O outro passou a ser visto como ameaça, e não como possibilidade. Esquecemo-nos, talvez, de que toda cultura nasce do encontro — e de que nenhum lugar é puro o suficiente para dispensar a alteridade | Imagem: SORA IA

O Principezinho parte porque precisa desaprender o que pensa saber. Não abandona o seu planeta: suspende-o. A viagem, em Saint-Exupéry, não é fuga nem aventura vazia; é um gesto íntimo de deslocamento. É uma tentativa de cruzar suas próprias convicções num grande passeio pelo desconhecido. 

Ao deixar o seu minúsculo planeta, onde uma rosa exige paciência diária, e os seus vulcões pedem cuidado constante, o principezinho aprende que só é possível compreender o próprio mundo quando se aceita ver outros. Mas cada novo planeta visitado não amplia apenas o universo — eles ampliam a escuta. Partir é, antes de tudo, um método delicado de se procurar.

Toda partida, porém, carrega consigo um retorno implícito, ainda que invisível. Mesmo quando não se regressa ao mesmo lugar, volta-se outro. Cativar é amar, ensina a raposa, mas amar implica tempo, risco e exposição. Implica deslocar-se do centro de si, aceitar a instabilidade do encontro, reconhecer que o outro nunca será conforto imediato — será travessia. Talvez por isso o humano seja, desde sempre, um ser migrante. Não apenas por necessidade, mas por vocação ontológica ao movimento.

Natal: Antes de qualquer fronteira, fomos movimento

No Paleolítico, povos coletores-caçadores deslocavam-se conforme o ritmo da natureza: seguiam as plantas, a água, os animais. Eram nômades não por instabilidade, mas por inteligência adaptativa. Dessa mobilidade nasceram o bipedismo, a linguagem, o uso do fogo, as ferramentas de pedra e os primeiros pactos comunitários. A sedentarização só viria depois, com a agricultura, impondo cercas, territórios e pertenças fixas.

O mundo avançou porque caminhou — e continua avançando porque insiste em atravessar…

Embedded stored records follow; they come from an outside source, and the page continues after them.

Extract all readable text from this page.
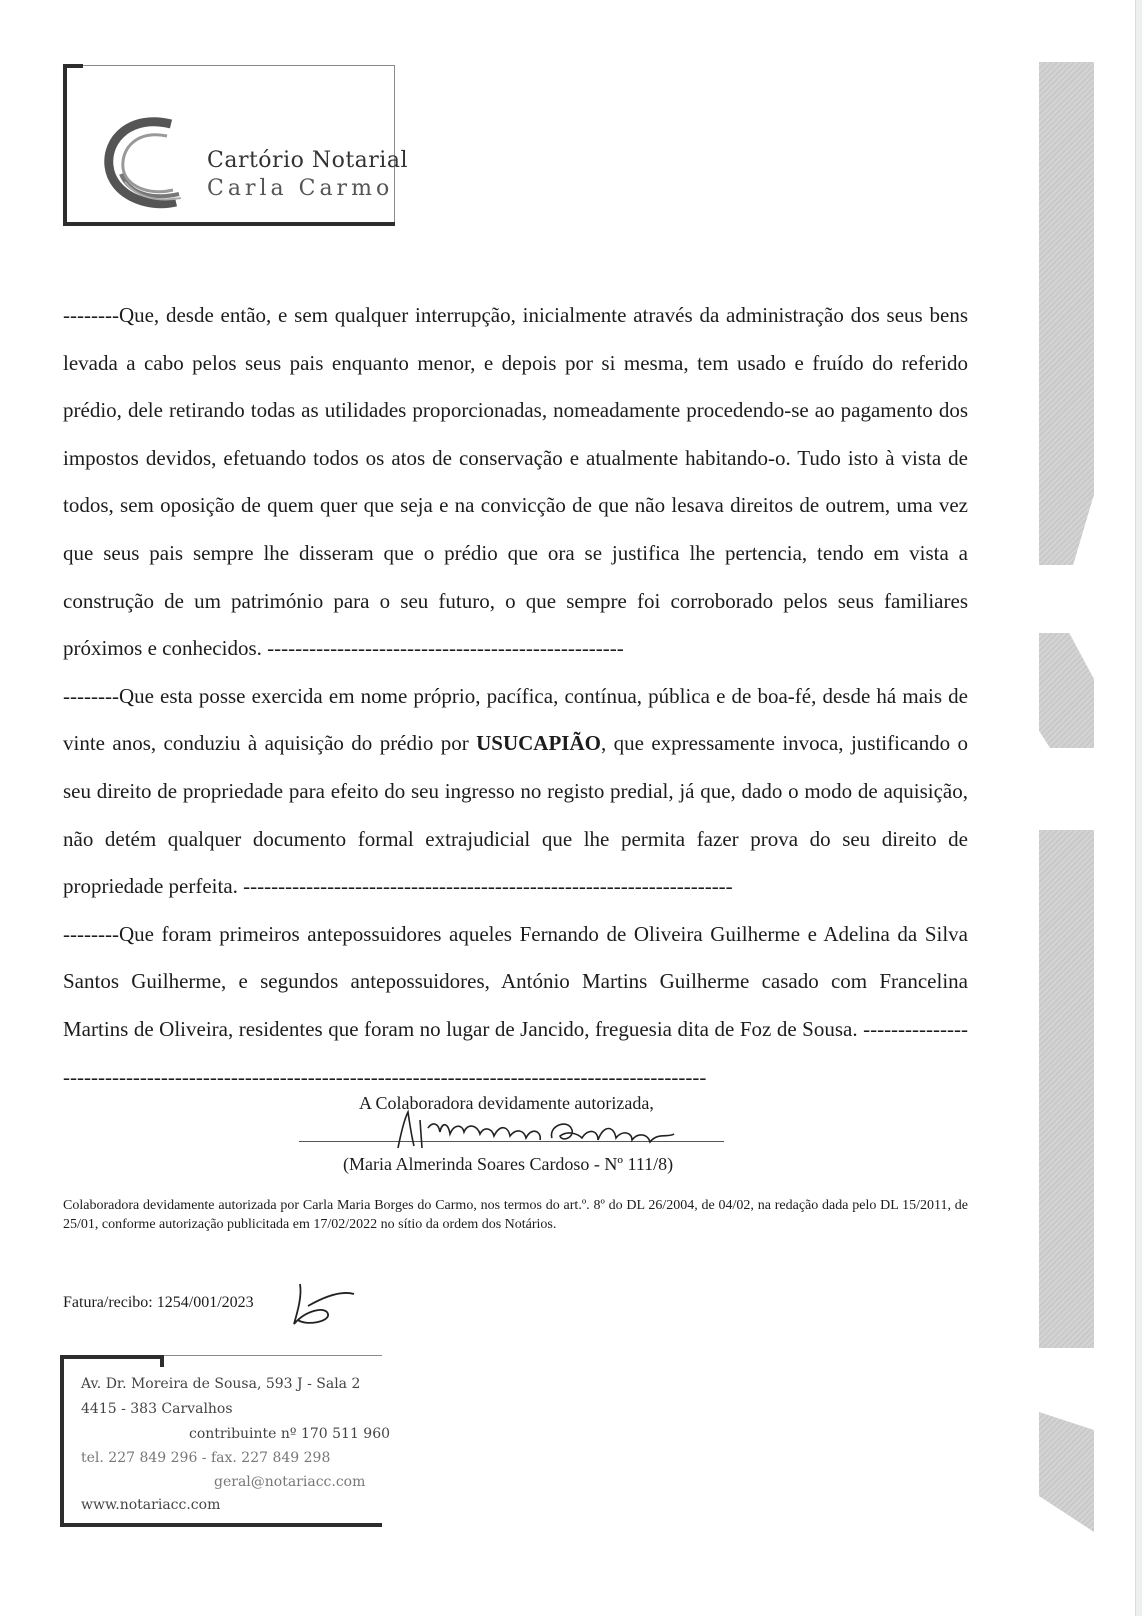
Cartório Notarial
Carla Carmo

--------Que, desde então, e sem qualquer interrupção, inicialmente através da administração dos seus bens levada a cabo pelos seus pais enquanto menor, e depois por si mesma, tem usado e fruído do referido prédio, dele retirando todas as utilidades proporcionadas, nomeadamente procedendo-se ao pagamento dos impostos devidos, efetuando todos os atos de conservação e atualmente habitando-o. Tudo isto à vista de todos, sem oposição de quem quer que seja e na convicção de que não lesava direitos de outrem, uma vez que seus pais sempre lhe disseram que o prédio que ora se justifica lhe pertencia, tendo em vista a construção de um património para o seu futuro, o que sempre foi corroborado pelos seus familiares próximos e conhecidos. ---------------------------------------------------

--------Que esta posse exercida em nome próprio, pacífica, contínua, pública e de boa-fé, desde há mais de vinte anos, conduziu à aquisição do prédio por USUCAPIÃO, que expressamente invoca, justificando o seu direito de propriedade para efeito do seu ingresso no registo predial, já que, dado o modo de aquisição, não detém qualquer documento formal extrajudicial que lhe permita fazer prova do seu direito de propriedade perfeita. ----------------------------------------------------------------------

--------Que foram primeiros antepossuidores aqueles Fernando de Oliveira Guilherme e Adelina da Silva Santos Guilherme, e segundos antepossuidores, António Martins Guilherme casado com Francelina Martins de Oliveira, residentes que foram no lugar de Jancido, freguesia dita de Foz de Sousa. -----------------------------------------------------------------------------------------------------------

A Colaboradora devidamente autorizada,
(Maria Almerinda Soares Cardoso - Nº 111/8)
Colaboradora devidamente autorizada por Carla Maria Borges do Carmo, nos termos do art.º. 8º do DL 26/2004, de 04/02, na redação dada pelo DL 15/2011, de 25/01, conforme autorização publicitada em 17/02/2022 no sítio da ordem dos Notários.
Fatura/recibo: 1254/001/2023
Av. Dr. Moreira de Sousa, 593 J - Sala 2
4415 - 383 Carvalhos
contribuinte nº 170 511 960
tel. 227 849 296 - fax. 227 849 298
geral@notariacc.com
www.notariacc.com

Hoje, a migração intensificou-se por outras vias. Cruzamos oceanos digitais em segundos, habitamos línguas híbridas, existimos entre fusos horários e afetos fragmentados. A tecnologia encurtou distâncias, mas ampliou medos. Com a globalização, vieram também o preconceito, a suspeita do estrangeiro, o receio do diferente. O outro passou a ser visto como ameaça, e não como possibilidade. Esquecemo-nos, talvez, de que toda cultura nasce do encontro — e de que nenhum lugar é puro o suficiente para dispensar a alteridade.

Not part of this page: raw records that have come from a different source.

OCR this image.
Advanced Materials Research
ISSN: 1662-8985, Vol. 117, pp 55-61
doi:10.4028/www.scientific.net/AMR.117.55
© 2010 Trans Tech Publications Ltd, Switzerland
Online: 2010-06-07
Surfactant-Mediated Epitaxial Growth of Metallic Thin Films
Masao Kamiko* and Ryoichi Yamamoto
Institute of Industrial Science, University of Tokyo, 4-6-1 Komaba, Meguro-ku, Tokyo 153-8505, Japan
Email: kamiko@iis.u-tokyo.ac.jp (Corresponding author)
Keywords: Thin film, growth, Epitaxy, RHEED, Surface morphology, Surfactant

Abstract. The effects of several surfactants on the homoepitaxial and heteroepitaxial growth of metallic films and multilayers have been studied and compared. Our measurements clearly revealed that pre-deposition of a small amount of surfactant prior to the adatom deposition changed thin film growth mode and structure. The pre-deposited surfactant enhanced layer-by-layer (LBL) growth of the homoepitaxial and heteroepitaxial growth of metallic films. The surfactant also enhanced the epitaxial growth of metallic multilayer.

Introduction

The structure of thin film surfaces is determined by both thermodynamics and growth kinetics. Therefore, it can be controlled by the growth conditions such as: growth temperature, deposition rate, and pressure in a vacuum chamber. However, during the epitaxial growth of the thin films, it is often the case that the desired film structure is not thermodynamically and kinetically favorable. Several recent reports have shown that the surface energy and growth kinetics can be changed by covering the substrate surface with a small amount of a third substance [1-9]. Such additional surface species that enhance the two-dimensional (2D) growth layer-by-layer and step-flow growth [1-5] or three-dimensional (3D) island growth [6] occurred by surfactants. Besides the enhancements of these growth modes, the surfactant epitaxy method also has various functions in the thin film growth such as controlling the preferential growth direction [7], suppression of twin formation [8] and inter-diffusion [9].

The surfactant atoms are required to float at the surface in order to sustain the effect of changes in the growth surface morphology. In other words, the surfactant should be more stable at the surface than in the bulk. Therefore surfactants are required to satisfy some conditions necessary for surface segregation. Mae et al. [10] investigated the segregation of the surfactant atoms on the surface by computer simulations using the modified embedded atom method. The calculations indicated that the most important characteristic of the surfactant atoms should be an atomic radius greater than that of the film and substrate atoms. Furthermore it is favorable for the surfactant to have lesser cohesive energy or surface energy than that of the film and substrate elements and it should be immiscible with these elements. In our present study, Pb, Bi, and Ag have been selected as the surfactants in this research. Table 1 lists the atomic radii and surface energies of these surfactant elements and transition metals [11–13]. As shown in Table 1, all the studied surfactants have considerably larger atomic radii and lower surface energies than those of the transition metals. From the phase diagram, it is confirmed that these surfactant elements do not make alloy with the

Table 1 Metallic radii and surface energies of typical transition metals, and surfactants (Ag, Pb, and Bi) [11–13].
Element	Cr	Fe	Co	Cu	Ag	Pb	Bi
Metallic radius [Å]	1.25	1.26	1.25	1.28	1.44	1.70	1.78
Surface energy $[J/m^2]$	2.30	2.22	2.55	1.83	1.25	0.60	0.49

É no Porto — cidade de pedra, memória e trabalho — que muitos sonhadores chegam. Chegam com diplomas que não valem, sotaques que denunciam, currículos que pedem equivalência, contratos que não se firmam. Trabalham depressa, produzem muito, pertencem pouco. O relógio corre, o dia acaba, o corpo cansa — e a solidão permanece. A cidade funciona, mas nem sempre escuta.

É nesse mundo que João monta a sua árvore

A árvore de João era acipoada. Um galho seco, amarronzado, desses que carregam a memória da falta de cuidado. Em uma lata velha de tinta decorada, ele soterrou a ponta da galha de cajueiro em areia trazida de um quintal que já não reconhecia como seu. Firme, o símbolo de Natal sustentava-se no centro da sala. Era a coisa mais viva no interior de uma casa silenciosa demais. Muitos cômodos, uma só língua falada em voz baixa.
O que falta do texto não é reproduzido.